Market Sentiment Pulls Back

Bitcoin’s climb paused a bit after that. At publication, it traded near $108,150. The crypto Fear & Greed Index slid from an “Extreme Greed” reading of 78 down to 66, or “Greed.” That dip hints at some profit-taking.

CryptoQuant analyst Crypto Dan said on May 22 that “overheating indicators such as the funding rate and short-term capital inflow remain low compared to previous peaks, and profit-taking by short-term investors is limited.” His view is that this rally hasn’t been driven by risky bets.

Record Monthly Inflows In Sight

So far in May, spot Bitcoin ETFs have pulled in about $5.40 billion. The previous monthly high came in November 2024, when ETFs took in $6.50 billion.
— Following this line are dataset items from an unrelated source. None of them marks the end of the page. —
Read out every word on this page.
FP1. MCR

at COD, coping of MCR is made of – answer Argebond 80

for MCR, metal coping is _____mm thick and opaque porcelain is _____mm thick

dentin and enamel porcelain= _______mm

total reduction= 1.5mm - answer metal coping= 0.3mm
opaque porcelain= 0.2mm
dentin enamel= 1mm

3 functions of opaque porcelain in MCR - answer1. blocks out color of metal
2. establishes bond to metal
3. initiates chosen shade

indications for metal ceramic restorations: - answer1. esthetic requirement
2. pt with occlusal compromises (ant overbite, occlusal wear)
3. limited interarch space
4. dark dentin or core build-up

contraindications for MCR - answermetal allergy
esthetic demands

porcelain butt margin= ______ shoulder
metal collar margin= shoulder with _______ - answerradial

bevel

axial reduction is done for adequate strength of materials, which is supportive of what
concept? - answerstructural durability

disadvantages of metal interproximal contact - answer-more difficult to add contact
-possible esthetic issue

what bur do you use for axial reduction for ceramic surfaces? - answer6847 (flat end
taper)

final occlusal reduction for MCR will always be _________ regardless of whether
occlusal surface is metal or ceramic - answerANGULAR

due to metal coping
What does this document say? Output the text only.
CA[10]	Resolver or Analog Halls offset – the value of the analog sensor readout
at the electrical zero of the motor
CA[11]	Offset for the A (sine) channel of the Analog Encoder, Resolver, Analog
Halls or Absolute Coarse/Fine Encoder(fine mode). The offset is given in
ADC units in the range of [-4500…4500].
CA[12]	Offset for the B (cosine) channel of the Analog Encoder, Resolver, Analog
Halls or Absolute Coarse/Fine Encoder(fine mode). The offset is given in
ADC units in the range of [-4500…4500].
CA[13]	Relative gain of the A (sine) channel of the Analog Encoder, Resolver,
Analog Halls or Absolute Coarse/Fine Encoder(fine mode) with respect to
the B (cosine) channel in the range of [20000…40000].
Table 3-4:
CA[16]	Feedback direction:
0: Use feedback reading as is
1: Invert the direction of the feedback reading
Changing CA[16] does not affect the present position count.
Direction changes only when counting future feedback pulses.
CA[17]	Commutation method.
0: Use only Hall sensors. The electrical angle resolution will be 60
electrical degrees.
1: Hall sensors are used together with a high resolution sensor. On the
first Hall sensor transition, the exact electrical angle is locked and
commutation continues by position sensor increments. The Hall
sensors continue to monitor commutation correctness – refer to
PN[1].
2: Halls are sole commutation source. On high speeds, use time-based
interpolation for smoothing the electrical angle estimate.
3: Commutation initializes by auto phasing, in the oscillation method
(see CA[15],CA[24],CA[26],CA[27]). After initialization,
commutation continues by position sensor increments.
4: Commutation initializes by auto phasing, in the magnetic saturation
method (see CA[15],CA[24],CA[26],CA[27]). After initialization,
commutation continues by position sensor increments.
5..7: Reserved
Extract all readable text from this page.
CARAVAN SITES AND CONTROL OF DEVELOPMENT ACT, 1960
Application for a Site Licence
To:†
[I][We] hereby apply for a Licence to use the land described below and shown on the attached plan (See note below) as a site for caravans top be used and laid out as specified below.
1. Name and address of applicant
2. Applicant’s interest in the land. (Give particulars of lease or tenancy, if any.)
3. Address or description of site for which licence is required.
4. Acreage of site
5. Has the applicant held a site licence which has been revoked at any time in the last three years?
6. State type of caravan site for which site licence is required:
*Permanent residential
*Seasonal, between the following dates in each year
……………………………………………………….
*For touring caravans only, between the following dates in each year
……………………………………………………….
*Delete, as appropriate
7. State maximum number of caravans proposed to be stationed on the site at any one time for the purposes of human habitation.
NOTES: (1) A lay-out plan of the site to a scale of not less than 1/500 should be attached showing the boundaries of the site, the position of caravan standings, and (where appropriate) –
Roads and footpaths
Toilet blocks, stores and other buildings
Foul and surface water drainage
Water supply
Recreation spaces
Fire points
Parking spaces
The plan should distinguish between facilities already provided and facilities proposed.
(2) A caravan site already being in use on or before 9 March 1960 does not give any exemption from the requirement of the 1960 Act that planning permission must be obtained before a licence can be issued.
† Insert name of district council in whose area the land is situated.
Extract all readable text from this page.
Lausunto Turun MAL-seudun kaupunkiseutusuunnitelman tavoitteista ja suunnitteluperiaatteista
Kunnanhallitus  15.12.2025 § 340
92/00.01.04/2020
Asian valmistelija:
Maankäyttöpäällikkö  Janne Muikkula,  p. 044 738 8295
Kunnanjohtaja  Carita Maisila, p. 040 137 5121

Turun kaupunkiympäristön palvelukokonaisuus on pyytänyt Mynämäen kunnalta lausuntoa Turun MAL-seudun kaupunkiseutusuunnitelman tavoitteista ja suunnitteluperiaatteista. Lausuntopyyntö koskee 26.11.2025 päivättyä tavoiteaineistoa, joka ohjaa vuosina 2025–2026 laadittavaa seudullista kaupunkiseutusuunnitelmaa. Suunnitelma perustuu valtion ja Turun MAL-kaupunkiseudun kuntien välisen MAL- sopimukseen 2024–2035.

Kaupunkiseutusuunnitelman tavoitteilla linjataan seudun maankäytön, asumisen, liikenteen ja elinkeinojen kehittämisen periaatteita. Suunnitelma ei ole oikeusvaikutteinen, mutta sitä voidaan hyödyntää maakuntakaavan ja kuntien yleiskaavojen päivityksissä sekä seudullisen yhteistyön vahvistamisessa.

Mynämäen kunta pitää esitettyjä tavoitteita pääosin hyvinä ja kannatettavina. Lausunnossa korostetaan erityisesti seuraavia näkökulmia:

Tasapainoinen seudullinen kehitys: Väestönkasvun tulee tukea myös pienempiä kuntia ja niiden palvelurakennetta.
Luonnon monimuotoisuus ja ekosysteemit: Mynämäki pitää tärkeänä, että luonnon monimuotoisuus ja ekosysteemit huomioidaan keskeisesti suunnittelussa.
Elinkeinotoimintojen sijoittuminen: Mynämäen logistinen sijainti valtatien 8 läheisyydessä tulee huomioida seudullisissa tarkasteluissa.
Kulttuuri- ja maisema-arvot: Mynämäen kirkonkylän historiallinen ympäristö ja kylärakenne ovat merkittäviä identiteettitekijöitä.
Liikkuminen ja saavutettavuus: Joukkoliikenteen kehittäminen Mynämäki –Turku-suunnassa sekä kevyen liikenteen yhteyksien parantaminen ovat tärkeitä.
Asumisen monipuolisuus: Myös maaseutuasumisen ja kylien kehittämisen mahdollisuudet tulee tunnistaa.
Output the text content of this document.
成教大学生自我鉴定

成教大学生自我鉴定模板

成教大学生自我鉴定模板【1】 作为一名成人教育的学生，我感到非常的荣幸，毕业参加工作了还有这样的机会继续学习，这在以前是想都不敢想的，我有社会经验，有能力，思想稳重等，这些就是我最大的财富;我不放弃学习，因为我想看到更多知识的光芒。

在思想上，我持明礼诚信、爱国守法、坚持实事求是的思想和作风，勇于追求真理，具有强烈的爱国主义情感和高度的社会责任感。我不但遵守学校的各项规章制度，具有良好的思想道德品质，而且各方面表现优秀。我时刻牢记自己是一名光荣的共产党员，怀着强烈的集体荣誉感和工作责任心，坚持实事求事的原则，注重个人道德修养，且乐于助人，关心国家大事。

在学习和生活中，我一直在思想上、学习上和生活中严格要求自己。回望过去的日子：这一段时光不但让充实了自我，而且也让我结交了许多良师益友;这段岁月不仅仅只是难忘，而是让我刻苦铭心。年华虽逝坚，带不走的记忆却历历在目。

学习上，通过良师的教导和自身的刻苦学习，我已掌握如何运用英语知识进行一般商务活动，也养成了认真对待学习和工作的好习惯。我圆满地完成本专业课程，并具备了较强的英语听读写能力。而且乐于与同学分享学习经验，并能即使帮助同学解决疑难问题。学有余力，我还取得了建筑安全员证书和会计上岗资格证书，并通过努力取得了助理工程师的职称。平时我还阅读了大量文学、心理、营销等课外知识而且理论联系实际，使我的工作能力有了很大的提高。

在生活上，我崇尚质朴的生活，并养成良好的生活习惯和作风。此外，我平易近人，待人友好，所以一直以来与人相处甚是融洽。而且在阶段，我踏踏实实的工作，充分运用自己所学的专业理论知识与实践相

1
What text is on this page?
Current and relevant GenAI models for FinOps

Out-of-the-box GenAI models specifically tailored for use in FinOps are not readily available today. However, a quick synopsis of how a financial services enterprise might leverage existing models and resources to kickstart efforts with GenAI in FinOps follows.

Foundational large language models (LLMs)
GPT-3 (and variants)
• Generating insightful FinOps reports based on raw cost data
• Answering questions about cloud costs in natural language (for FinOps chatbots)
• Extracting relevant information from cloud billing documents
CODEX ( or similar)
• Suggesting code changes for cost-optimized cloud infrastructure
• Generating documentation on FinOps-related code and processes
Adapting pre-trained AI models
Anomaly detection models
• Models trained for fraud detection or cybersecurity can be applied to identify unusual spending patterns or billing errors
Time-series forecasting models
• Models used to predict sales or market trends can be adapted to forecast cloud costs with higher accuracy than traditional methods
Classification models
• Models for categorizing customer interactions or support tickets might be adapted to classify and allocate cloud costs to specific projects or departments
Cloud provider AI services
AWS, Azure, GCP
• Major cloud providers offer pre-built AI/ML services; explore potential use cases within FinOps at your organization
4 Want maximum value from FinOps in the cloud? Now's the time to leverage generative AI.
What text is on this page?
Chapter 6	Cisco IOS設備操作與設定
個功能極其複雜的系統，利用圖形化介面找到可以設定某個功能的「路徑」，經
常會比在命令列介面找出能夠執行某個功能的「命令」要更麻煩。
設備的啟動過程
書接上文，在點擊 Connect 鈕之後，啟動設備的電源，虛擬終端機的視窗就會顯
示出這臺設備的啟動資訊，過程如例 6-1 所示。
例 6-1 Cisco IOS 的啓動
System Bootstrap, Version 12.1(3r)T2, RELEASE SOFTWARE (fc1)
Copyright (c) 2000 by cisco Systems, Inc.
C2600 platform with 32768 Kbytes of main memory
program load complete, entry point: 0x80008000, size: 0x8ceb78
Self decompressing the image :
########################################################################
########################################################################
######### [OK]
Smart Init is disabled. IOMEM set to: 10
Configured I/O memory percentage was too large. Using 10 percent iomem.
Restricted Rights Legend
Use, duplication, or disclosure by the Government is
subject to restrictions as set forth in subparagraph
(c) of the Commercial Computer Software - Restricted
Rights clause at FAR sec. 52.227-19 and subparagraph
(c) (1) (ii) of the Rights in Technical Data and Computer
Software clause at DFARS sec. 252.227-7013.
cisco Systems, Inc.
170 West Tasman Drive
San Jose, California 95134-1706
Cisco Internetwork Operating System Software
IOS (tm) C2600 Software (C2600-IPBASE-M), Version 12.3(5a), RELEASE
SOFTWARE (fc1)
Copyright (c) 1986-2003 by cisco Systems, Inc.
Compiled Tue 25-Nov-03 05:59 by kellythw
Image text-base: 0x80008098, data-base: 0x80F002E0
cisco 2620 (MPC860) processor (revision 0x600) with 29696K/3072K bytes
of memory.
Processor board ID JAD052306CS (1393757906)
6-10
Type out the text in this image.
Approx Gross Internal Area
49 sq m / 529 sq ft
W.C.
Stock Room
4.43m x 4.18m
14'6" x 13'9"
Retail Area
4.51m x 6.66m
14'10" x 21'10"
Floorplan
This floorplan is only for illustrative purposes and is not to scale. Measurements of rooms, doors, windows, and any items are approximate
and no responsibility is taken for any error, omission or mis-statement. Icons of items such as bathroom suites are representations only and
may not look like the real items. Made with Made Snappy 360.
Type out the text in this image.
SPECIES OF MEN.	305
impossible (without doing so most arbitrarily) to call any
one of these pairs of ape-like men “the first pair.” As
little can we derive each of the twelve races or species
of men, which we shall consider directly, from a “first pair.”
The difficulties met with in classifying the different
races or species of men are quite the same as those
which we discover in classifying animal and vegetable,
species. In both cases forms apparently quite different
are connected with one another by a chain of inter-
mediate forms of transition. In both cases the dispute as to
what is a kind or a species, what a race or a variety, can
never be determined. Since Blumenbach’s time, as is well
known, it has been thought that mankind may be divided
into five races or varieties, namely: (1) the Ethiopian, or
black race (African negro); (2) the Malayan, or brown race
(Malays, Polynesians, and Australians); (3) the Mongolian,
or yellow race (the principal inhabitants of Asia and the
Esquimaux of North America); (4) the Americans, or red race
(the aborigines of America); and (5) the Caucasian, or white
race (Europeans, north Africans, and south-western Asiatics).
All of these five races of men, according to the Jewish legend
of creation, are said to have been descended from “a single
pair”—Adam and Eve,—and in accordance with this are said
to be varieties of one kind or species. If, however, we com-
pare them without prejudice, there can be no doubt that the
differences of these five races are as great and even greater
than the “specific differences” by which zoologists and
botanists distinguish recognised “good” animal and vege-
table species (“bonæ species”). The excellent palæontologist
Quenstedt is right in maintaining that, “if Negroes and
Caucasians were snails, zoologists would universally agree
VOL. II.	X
With five trading days left in May, inflows could set a new mark. That steady demand underlines how ETFs have become the go-to way for many to own Bitcoin without wrestling with wallets and private keys.

Demand for spot Bitcoin ETFs has grown fast. Investors like simple, regulated products. The big issuers, led by BlackRock, have the best chance to stay on top.

As for Bitcoin itself, if sentiment cools, prices might pull back some. But with institutional flows so strong, many see room to run higher.